Zhimomi further adds that “the Church has asked people to pray and fast for clean elections. Many believers are fasting, and I believe miracles and good can happen.”
Wati Longkumer, who first voted in the 2003 election, says clean election is a far-fetched concept in today’s Nagaland. “Purchasing votes has become such a tradition that the first thing asked about a candidate is how much he is worth. A candidate with just one or two crores gets sympathy, not votes.” Asked what is the panacea to the problem, he says, “it’s a vicious cycle where people create corrupt politicians and politicians rob to create a desperate electorate.
While cash is being used to buy votes, alcohol too is flowing in abundance as the D-day inches closer despite this being a dry state. Reports of authorities seizing consignments of IMFL, purportedly belonging to contesting candidates, can be seen now and then in local newspapers. But observers say the seized alcohol would be just 5 per cent of the total liquor that is sold and consumed in the state, particularly during elections.
‘Change is Coming’, reads the campaign banner of a political party. Ask anyone on the street and the response is a hearty laugh. “Nothing will change.
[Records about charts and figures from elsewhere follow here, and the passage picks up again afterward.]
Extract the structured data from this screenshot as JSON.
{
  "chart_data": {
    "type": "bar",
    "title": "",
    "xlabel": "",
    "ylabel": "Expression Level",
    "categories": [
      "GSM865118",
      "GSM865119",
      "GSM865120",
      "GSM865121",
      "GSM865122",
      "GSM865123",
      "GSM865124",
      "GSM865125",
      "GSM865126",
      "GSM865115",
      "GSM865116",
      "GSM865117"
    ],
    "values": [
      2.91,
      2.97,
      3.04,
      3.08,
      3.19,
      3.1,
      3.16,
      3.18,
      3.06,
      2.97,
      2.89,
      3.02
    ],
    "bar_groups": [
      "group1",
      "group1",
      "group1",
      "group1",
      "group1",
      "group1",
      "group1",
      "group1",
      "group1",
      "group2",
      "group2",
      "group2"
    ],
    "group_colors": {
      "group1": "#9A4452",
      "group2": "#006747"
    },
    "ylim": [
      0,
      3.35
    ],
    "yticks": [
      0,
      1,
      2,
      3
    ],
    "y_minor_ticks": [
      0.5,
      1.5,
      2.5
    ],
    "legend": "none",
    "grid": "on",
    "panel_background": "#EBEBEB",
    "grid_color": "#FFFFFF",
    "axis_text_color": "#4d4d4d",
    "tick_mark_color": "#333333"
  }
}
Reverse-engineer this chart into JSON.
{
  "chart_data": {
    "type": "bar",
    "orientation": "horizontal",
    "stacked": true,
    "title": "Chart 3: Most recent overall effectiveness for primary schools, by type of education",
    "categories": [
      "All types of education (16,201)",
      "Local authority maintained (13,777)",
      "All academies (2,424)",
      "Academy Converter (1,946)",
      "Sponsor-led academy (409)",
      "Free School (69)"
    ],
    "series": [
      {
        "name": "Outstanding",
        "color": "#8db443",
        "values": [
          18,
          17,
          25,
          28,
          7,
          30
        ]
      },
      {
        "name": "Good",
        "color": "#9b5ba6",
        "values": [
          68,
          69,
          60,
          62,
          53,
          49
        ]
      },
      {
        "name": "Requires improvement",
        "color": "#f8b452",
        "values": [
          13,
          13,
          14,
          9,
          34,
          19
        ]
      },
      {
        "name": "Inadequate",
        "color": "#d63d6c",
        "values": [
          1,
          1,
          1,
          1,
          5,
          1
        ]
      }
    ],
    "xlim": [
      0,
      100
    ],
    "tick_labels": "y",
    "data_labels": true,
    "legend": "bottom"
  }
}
The only change will be pocket change for public,” says Kethoselie, a high school teacher. But he agrees that people are waking up and this election there has been some response to the call of clean election.
As the SUVs carrying the agents of the candidate speed away, the cash delivered and praying the gamble works, somewhere in a village in Nagaland, a young man puts up a while flag over his house. Many such flags, scattered across Nagaland, can be seen flying over modest homes. The flag spells the commitment of the family to a new Nagaland. Printed in red over white, the flag fluttering in the cold February breeze reads, ‘Clean Election’.